Keywords: muscle atrophy, myocyte enhancer binding factor 2 (MEF2), myogenesis, skeletal muscle, taurine transporter (TauT)
Abbreviations: bFGF, basic fibroblast growth factor; bHLH, basic helix–loop–helix; DEX, dexamethasone; DM, differentiation medium; DMEM, Dulbecco's modified Eagle's medium; DTT, dithiothreitol; EMSA, electrophoretic mobility-shift assay; FBS, foetal bovine serum; GAPDH, glyceraldehyde-3-phosphate dehydrogenase; GM, growth medium; mdx, X-chromosome-linked muscular dystrophy; MEF2, myocyte enhancer binding factor-2; RT, reverse transcription; SRF, serum-response factor; TauT, taurine transporter; TonEBP, tonicity-response element-binding protein
INTRODUCTION
In the skeletal muscle, the development of cytoprotective systems accompanies cell differentiation. Several studies have demonstrated that the TauT (taurine transporter) was required for the maintenance of skeletal muscle functions. TauT is highly expressed in skeletal muscle [1] and plays a crucial role in taurine uptake in an Na+/Cl−-dependent manner [2]. Skeletal muscle stores 70% of the taurine in the whole body. Administration of taurine improves physical endurance in exercise [3] and modulates excitation–contraction coupling in skeletal muscle [4]. In addition, taurine exhibited antioxidant activity in skeletal muscles [5,6], indicating its cytoprotective activities. Importantly, ablation of the TauT gene resulted in muscle weakness with a remarkable decrease in the concentration of taurine in skeletal muscle [7]. Thus it is suggested that myogenic expression of TauT is a critical event for the maintenance of muscle homoeostasis, although it is still unclear whether the TauT-mediated uptake of taurine is required for the maintenance of skeletal myocytes.

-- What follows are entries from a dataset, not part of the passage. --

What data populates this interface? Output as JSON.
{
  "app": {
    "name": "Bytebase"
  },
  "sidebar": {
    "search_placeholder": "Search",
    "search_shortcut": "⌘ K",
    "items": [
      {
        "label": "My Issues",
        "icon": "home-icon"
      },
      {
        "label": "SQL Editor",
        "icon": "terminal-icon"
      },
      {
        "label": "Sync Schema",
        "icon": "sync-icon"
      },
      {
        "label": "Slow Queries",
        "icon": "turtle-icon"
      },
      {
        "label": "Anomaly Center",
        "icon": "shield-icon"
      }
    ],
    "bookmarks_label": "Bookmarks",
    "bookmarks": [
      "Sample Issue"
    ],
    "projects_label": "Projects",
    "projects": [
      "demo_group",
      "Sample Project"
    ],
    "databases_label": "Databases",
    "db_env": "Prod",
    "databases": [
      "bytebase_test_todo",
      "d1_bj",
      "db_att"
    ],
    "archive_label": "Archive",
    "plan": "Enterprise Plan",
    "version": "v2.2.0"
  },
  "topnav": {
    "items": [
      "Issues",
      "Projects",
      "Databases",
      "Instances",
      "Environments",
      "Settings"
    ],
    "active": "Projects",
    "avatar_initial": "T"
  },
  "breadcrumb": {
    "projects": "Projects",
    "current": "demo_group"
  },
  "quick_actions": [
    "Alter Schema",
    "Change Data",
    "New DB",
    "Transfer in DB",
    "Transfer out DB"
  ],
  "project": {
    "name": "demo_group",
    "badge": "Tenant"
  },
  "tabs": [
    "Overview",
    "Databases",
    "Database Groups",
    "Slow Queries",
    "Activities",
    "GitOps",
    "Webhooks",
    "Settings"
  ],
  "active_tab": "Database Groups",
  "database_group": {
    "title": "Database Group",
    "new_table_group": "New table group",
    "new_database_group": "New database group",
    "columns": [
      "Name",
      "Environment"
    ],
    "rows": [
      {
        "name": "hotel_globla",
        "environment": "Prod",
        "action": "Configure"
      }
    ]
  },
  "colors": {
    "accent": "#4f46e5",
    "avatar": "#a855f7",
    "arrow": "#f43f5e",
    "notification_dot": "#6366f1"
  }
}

The expression of TauT is regulated by a wide range of stimuli, such as osmotic stress and cytokines [8–10]. The promoter region of TauT gene has previously been identified [11]. The TauT promoter contains the binding sites of a number of transcription factors, including p53 and TonEBP (tonicity-response element-binding protein) [12,13]. TauT expression is positively and negatively regulated by these factors. It has been reported that p53 activation transcriptionally represses TauT expression in HEK-293 (human embryonic kidney cells) and NRK-52E renal cells [12], whereas TonEBP induces TauT mRNA in response to hyperosmolality in HepG2 hepatoma cells [13]. The regulatory mechanisms for TauT expression in skeletal muscle cells remain to be clarified, although skeletal muscle is the major organ of taurine storage.
In the present study, in order to elucidate the regulation of TauT expression in skeletal muscle cells, we investigated TauT mRNA and protein expression during muscle differentiation. We also analysed TauT promoter activity during myogenesis. Finally, to provide direct evidence for the importance of taurine in differentiated myocytes, we studied the effects of taurine on DEX (dexamethasone)-induced muscle atrophy in C2C12 myotubes. Our results indicate that the myogenic induction of TauT is a novel cytoprotective mechanism, regulated by the muscle differentiation programmes.
MATERIALS AND METHODS
Plasmid constructs
The plasmids pCGN-MyoD and pcDNA-MEF2C were kindly given by Dr K. Walsh (Whitaker Cardiovascular Institute, Boston University School of Medicine, Boston, MA, U.S.A.) and Dr E. N. Olson (Department of Molecular Biology, University of Texas Southwestern Medical Center, Dallas, TX, U.S.A.) respectively.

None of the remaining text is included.